The memory of the victim’s of Cambodia’s ‘Khmer Rouge’ is being kept alive through a special conservation project.
‘Khmer Rouge’ communists carried out a genocide in the country, killing an estimated two million people by execution, famine or forced labor.
Tuol Sleng Genocide Museum holds the clothes of thousands of victims who were killed in the Cambodian genocide in the late 1970's.
The building became a torture centre when the communist Khmer Rouge took power and tortured as many as seventeen thousand men, women and children before putting them to death.
In it's latest incarnation as a museum, it is a popular tourist attraction where thousands come every week to learn about the macabre history of Cambodia first-hand.
Much of the museum is preserved as it was found in 1979, but time is now taking it's toll, particularly on organic items like the clothing of former prisoners.
Until now they've been stored in cardboard boxes in a forgotten cellar.
Textile experts say without urgent action what is left of the clothing will be destroyed by the humidity, heat, dust and insects.
In a former classroom where prisoners were once held, efforts have begun to document and preserve the garments left by the dead.
The most urgent task now is to register and preserve what remains.

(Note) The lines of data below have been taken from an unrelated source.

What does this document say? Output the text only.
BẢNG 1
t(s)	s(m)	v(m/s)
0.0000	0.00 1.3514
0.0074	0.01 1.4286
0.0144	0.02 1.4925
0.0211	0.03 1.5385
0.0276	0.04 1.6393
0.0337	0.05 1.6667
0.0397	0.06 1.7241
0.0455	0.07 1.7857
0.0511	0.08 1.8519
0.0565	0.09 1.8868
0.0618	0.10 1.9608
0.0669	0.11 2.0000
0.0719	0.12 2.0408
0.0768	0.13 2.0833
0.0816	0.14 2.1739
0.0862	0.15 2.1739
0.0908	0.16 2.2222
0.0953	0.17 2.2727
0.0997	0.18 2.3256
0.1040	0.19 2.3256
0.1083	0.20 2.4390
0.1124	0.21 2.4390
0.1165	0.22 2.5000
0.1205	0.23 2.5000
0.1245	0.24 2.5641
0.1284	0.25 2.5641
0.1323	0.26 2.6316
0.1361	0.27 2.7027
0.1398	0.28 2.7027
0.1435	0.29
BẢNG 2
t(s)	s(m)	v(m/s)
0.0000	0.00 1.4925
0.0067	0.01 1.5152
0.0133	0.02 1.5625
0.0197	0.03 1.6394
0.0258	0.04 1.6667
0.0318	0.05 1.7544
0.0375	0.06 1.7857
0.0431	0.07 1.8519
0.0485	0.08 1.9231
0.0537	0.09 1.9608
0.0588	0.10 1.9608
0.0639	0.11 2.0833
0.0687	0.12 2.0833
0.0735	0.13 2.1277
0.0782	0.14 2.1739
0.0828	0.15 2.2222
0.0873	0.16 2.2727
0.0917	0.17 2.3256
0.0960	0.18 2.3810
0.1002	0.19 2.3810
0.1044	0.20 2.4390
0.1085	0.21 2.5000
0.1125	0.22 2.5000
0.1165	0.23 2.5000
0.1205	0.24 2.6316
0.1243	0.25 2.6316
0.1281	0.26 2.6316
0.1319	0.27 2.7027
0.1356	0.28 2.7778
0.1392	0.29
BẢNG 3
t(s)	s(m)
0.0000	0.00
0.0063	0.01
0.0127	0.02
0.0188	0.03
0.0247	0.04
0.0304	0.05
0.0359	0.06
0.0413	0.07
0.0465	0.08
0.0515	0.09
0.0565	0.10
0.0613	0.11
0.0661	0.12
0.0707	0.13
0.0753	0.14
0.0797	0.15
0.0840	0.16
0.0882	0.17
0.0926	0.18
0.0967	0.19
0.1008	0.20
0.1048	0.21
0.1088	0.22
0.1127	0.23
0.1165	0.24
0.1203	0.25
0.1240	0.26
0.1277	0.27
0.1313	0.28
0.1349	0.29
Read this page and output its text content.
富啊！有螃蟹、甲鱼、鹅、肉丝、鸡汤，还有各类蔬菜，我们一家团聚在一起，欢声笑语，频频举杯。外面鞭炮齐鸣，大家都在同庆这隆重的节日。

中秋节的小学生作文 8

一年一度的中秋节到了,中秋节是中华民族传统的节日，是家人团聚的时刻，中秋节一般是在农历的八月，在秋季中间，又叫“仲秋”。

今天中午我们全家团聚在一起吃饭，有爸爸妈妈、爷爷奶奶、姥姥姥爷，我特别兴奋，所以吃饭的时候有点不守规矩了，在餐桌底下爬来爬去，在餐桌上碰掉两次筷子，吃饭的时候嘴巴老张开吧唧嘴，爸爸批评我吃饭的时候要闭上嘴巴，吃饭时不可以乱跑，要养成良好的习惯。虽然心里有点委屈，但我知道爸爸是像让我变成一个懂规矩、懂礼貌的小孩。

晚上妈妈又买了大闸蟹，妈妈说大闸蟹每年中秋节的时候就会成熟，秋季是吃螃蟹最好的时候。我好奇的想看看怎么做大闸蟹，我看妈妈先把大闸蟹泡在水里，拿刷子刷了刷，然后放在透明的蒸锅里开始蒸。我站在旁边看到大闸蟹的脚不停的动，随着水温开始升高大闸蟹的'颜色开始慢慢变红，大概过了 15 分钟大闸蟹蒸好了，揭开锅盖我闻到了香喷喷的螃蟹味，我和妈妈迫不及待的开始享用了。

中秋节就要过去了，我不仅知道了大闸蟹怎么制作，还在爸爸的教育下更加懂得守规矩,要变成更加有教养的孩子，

The first step to preserving the former prisoners’ clothing is to thoroughly dry them out. The items are put into plastic storage boxes with a desiccant, in this case pellets normally used in the agriculture industry. These reduce relative humidity or RH, which is very high in the tropics causing mildew and mold.
Later the clothes are cleaned with a vacuum cleaner, or a soft brush but they are never washed so the dirt, stains and particles from the past are retained.
Next the clothes are tagged and photographed and entered into the official archive before being properly stored to preserve them for the future.